Common Security Practices in Applications
JWT vs sessions, cookies vs local storage, CORS, CSRF, XSS: these are not academic concepts. They are the difference between a secure application and one that leaks user data the first time someone pokes at it.
Common Security Practices in Applications
The Fundamentals That Stop Real Attacks
Authentication: JWT vs Sessions and When to Use Each:
JWTs (JSON Web Tokens) and server-side sessions solve the same problem differently: proving that a request comes from an authenticated user. JWTs are stateless; the server signs a token containing user claims and the client sends it with every request. The server verifies the signature without touching a database. This scales well for distributed systems and microservices where sharing session state across servers is painful. But JWTs come with tradeoffs: you cannot revoke a JWT before it expires without maintaining a blacklist, which defeats the stateless advantage. If a token is stolen, the attacker has access until expiration. Keep JWT lifetimes short (15 minutes) and pair them with refresh tokens stored in httpOnly cookies.

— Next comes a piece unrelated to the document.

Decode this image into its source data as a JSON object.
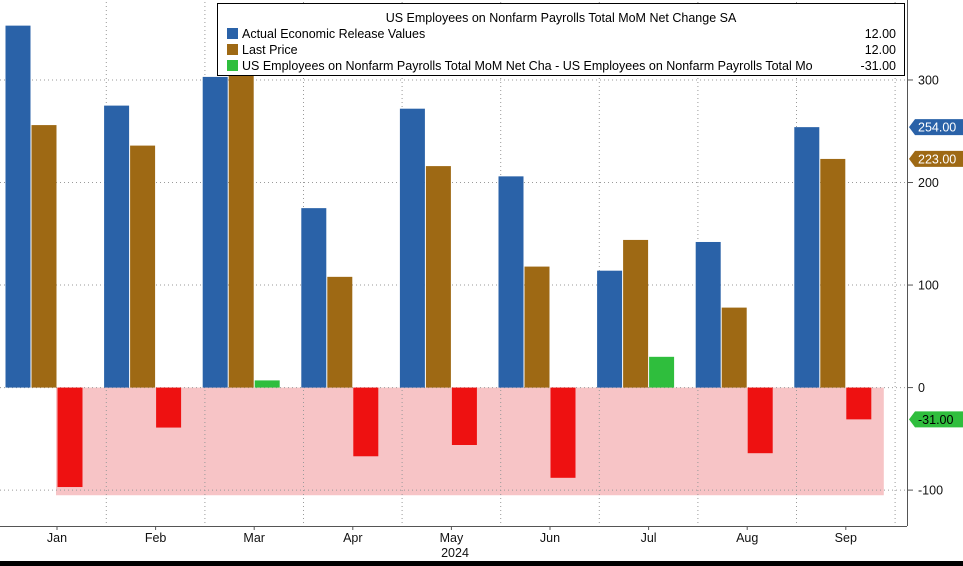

Server-side sessions store state on the backend (in Redis, a database, or memory) and send the client a session ID in a cookie. They are simpler to revoke: delete the session record and the user is logged out instantly. For most traditional web applications, especially those with a single backend, sessions are the more secure and practical choice. The session cookie should be httpOnly (inaccessible to JavaScript), Secure (HTTPS only), SameSite=Strict or Lax (CSRF protection), and scoped to the minimum necessary domain. Never store sensitive data in the JWT payload or session cookie itself; store a reference ID and look up the data server-side.

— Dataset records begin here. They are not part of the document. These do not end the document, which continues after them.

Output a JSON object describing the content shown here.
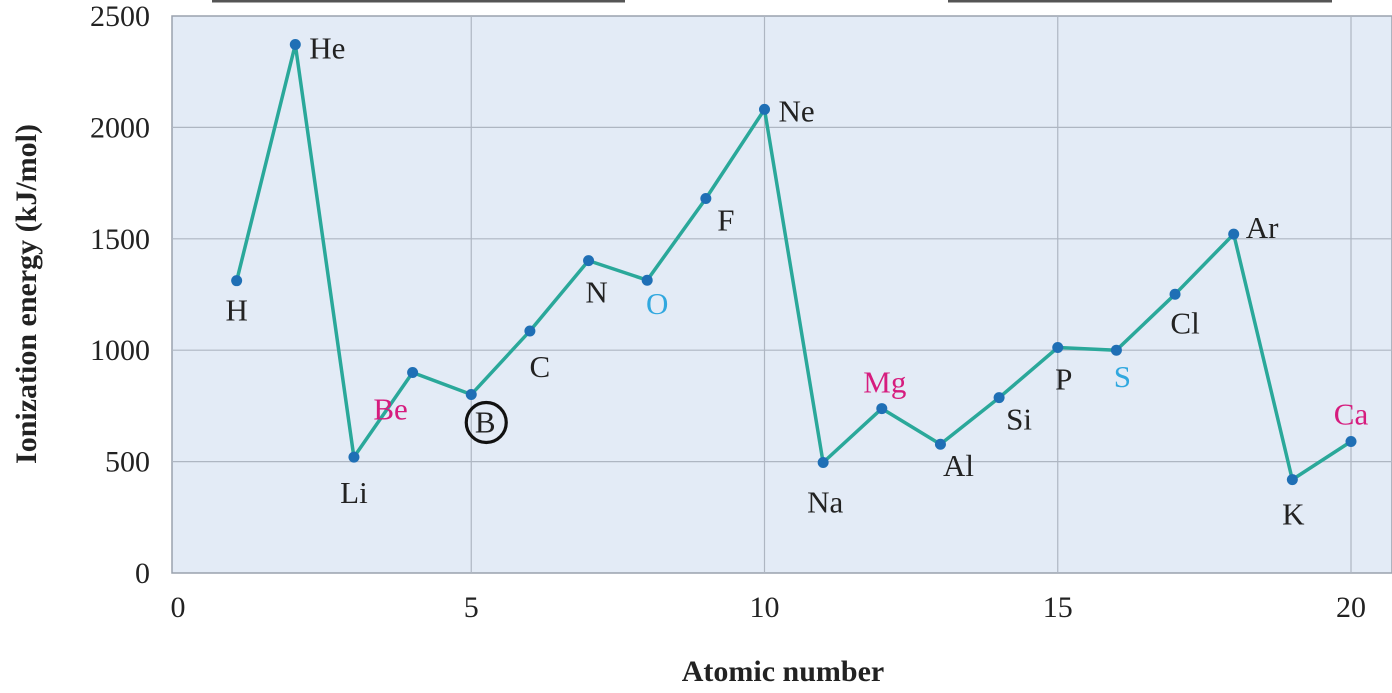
{
  "chart_data": {
    "type": "line",
    "xlabel": "Atomic number",
    "ylabel": "Ionization energy (kJ/mol)",
    "xlim": [
      0,
      20.7
    ],
    "ylim": [
      0,
      2500
    ],
    "x_ticks": [
      0,
      5,
      10,
      15,
      20
    ],
    "y_ticks": [
      0,
      500,
      1000,
      1500,
      2000,
      2500
    ],
    "grid": true,
    "series_color": "#2aa89a",
    "marker_color": "#1f6fb5",
    "plot_background": "#e3ebf6",
    "label_colors": {
      "default": "#222222",
      "group2": "#d61c7e",
      "group16": "#31a8df"
    },
    "points": [
      {
        "x": 1,
        "y": 1312,
        "label": "H",
        "color": "default"
      },
      {
        "x": 2,
        "y": 2372,
        "label": "He",
        "color": "default"
      },
      {
        "x": 3,
        "y": 520,
        "label": "Li",
        "color": "default"
      },
      {
        "x": 4,
        "y": 900,
        "label": "Be",
        "color": "group2"
      },
      {
        "x": 5,
        "y": 801,
        "label": "B",
        "color": "default",
        "circled": true
      },
      {
        "x": 6,
        "y": 1086,
        "label": "C",
        "color": "default"
      },
      {
        "x": 7,
        "y": 1402,
        "label": "N",
        "color": "default"
      },
      {
        "x": 8,
        "y": 1314,
        "label": "O",
        "color": "group16"
      },
      {
        "x": 9,
        "y": 1681,
        "label": "F",
        "color": "default"
      },
      {
        "x": 10,
        "y": 2081,
        "label": "Ne",
        "color": "default"
      },
      {
        "x": 11,
        "y": 496,
        "label": "Na",
        "color": "default"
      },
      {
        "x": 12,
        "y": 738,
        "label": "Mg",
        "color": "group2"
      },
      {
        "x": 13,
        "y": 578,
        "label": "Al",
        "color": "default"
      },
      {
        "x": 14,
        "y": 787,
        "label": "Si",
        "color": "default"
      },
      {
        "x": 15,
        "y": 1012,
        "label": "P",
        "color": "default"
      },
      {
        "x": 16,
        "y": 1000,
        "label": "S",
        "color": "group16"
      },
      {
        "x": 17,
        "y": 1251,
        "label": "Cl",
        "color": "default"
      },
      {
        "x": 18,
        "y": 1521,
        "label": "Ar",
        "color": "default"
      },
      {
        "x": 19,
        "y": 419,
        "label": "K",
        "color": "default"
      },
      {
        "x": 20,
        "y": 590,
        "label": "Ca",
        "color": "group2"
      }
    ]
  }
}
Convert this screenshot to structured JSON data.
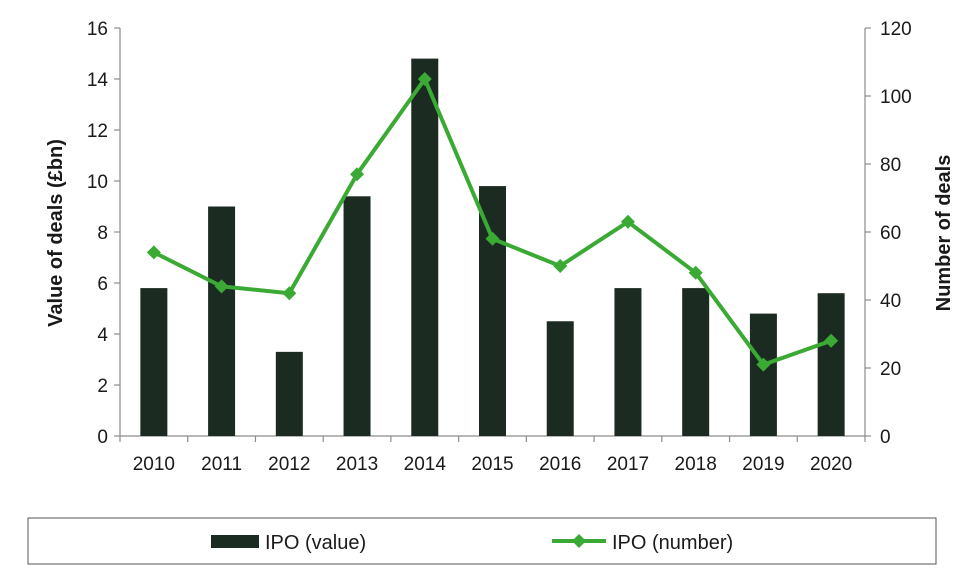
{
  "chart_data": {
    "type": "bar+line",
    "categories": [
      "2010",
      "2011",
      "2012",
      "2013",
      "2014",
      "2015",
      "2016",
      "2017",
      "2018",
      "2019",
      "2020"
    ],
    "series": [
      {
        "name": "IPO (value)",
        "type": "bar",
        "axis": "left",
        "color": "#1c2b22",
        "values": [
          5.8,
          9.0,
          3.3,
          9.4,
          14.8,
          9.8,
          4.5,
          5.8,
          5.8,
          4.8,
          5.6
        ]
      },
      {
        "name": "IPO (number)",
        "type": "line",
        "axis": "right",
        "color": "#3aaa35",
        "marker": "diamond",
        "values": [
          54,
          44,
          42,
          77,
          105,
          58,
          50,
          63,
          48,
          21,
          28
        ]
      }
    ],
    "ylabel_left": "Value of deals (£bn)",
    "ylabel_right": "Number of deals",
    "xlabel": "",
    "ylim_left": [
      0,
      16
    ],
    "ylim_right": [
      0,
      120
    ],
    "yticks_left": [
      "0",
      "2",
      "4",
      "6",
      "8",
      "10",
      "12",
      "14",
      "16"
    ],
    "yticks_right": [
      "0",
      "20",
      "40",
      "60",
      "80",
      "100",
      "120"
    ],
    "grid": false,
    "legend_position": "bottom"
  }
}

Storage Matters: Where You Put Tokens Changes Everything:
Local storage is accessible to any JavaScript running on your page. If your application has a single XSS vulnerability, an attacker's script can read every token in local storage and exfiltrate it to their server. This is not theoretical; it is one of the most common attack chains in web applications. Do not store authentication tokens, refresh tokens, or any sensitive data in local storage or session storage. Use httpOnly cookies instead. JavaScript cannot read httpOnly cookies, so even if an attacker achieves XSS, they cannot steal the token directly. They can still make authenticated requests from the user's browser (CSRF), but that is a separate problem with its own mitigations.

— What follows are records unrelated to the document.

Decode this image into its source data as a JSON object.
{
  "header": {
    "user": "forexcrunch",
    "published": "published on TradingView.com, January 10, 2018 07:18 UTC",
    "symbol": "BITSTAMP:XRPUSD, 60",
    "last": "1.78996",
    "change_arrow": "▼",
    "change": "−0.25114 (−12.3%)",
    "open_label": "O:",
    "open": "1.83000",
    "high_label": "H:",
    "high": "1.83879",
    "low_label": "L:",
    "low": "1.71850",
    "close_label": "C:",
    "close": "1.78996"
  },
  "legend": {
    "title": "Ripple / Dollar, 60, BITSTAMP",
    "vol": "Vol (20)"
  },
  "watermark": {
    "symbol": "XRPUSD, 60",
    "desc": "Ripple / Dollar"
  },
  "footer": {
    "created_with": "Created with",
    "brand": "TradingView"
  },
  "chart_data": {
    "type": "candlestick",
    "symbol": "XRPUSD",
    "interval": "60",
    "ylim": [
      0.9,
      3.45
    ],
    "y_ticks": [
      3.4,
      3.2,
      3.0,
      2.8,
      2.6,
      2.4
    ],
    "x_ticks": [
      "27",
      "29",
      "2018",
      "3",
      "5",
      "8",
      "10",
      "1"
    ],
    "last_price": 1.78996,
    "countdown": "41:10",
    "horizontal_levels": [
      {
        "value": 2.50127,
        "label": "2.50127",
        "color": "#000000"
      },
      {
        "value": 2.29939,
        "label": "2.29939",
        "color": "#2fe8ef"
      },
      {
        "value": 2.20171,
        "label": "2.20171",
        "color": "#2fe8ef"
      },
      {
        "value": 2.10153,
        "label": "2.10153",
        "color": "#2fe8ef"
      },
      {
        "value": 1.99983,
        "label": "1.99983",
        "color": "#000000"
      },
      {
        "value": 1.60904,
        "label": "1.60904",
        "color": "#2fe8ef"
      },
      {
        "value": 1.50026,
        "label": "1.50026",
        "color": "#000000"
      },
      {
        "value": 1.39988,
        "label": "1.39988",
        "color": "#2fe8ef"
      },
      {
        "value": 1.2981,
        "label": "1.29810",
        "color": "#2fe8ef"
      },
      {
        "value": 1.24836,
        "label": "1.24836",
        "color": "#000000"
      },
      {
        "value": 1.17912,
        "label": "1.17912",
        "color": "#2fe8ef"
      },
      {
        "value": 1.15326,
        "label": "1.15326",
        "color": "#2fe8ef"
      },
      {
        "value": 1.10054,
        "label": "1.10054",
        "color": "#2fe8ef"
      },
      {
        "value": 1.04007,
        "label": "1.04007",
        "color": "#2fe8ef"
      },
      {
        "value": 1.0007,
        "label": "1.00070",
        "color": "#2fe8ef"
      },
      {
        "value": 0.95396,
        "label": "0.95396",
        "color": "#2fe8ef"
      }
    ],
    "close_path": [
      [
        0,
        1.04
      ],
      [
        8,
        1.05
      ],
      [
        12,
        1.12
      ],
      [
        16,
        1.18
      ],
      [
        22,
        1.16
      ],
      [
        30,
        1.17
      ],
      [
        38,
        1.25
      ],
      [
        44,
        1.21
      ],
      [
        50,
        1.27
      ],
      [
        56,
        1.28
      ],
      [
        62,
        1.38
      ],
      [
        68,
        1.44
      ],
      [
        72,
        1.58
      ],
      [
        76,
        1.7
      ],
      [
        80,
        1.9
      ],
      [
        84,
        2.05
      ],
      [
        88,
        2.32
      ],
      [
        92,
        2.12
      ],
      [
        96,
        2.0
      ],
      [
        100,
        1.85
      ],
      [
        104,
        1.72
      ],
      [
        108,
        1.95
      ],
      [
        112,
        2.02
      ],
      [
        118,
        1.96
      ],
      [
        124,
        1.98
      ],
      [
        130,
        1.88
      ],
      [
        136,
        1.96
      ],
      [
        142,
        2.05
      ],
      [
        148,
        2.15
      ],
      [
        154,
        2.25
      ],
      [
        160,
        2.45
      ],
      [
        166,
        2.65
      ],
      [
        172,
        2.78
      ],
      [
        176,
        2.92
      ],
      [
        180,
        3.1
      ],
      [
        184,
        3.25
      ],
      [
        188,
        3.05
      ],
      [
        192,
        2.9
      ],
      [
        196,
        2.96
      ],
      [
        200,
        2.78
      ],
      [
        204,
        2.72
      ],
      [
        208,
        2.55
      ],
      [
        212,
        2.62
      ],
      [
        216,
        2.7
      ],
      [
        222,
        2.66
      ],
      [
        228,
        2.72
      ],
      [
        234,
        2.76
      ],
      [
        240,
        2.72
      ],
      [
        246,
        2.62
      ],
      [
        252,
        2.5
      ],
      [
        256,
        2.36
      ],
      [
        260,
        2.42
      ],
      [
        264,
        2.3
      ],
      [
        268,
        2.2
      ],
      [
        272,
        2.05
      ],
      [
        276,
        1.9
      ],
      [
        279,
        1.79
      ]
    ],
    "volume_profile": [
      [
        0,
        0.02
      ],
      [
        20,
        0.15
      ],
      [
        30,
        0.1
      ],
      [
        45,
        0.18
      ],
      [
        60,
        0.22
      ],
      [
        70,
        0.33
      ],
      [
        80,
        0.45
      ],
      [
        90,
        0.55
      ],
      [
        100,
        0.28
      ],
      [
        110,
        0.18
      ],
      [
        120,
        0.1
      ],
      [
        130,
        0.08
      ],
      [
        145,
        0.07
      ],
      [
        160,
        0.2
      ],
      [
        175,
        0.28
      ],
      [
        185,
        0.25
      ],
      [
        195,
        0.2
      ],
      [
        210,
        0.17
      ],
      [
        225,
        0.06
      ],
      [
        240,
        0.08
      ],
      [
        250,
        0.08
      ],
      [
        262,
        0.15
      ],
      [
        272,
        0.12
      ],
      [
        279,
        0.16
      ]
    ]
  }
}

The one valid use case for storing tokens in memory (not local storage, actual JavaScript variables) is short-lived access tokens in single-page applications where the refresh token lives in an httpOnly cookie. On page reload, the SPA hits a refresh endpoint, gets a new access token, and holds it in memory for the session. This balances security with the UX requirements of SPAs. If your application stores JWTs in local storage right now, move them to httpOnly cookies. It is one of the highest-impact security improvements you can make with relatively low effort.
CORS, CSRF, and XSS: The Trinity You Cannot Ignore:
CORS (Cross-Origin Resource Sharing) controls which domains can make requests to your API. Set your Access-Control-Allow-Origin to your specific frontend domain, never use the wildcard (*) for authenticated endpoints. A misconfigured CORS policy lets any website make authenticated requests to your API using your users' cookies. CSRF (Cross-Site Request Forgery) tricks a user's browser into making unwanted requests to your application while they are authenticated. Mitigate it with SameSite cookies, anti-CSRF tokens, and verifying the Origin header on state-changing requests. If your API accepts a POST that transfers money and the only authentication is a cookie, you need CSRF protection.
XSS (Cross-Site Scripting) lets attackers inject malicious scripts into your application that execute in other users' browsers. It is consistently in the OWASP Top 10 because developers keep making the same mistakes: rendering user input without sanitization, using innerHTML instead of textContent, and trusting data from APIs without escaping it. Prevent XSS with output encoding (escape HTML entities before rendering), Content Security Policy headers (restrict which scripts can execute), and input validation (reject or sanitize input that does not match expected patterns). Never trust client-side input for anything; validate and sanitize on the server.
How MajorLinkx Secures Client Applications:
Every application we build follows a security baseline that is non-negotiable. Authentication uses httpOnly cookies with short-lived tokens. CORS is locked to known origins. All user input is validated on the server with strict schemas (we use Zod or class-validator depending on the stack). CSP headers are configured to block inline scripts and restrict resource origins. We run Semgrep in CI to catch injection patterns, and we test authentication flows manually during code review, not just through automated tests. SQL queries use parameterized statements exclusively; ORMs handle this, but we verify it in raw query escape hatches.
We also handle the practices that get overlooked: rate limiting on login endpoints to prevent credential stuffing, account lockout policies with exponential backoff, secure password hashing with bcrypt or Argon2 (never MD5, never SHA-256 without a salt), and proper error messages that do not leak whether an email exists in the system. These details are boring, repetitive, and absolutely critical. The applications that get breached are not the ones with exotic attack surfaces; they are the ones that skipped the basics. If you are building a web application and any of the terms in this article are unfamiliar, bring in someone who knows them before you ship.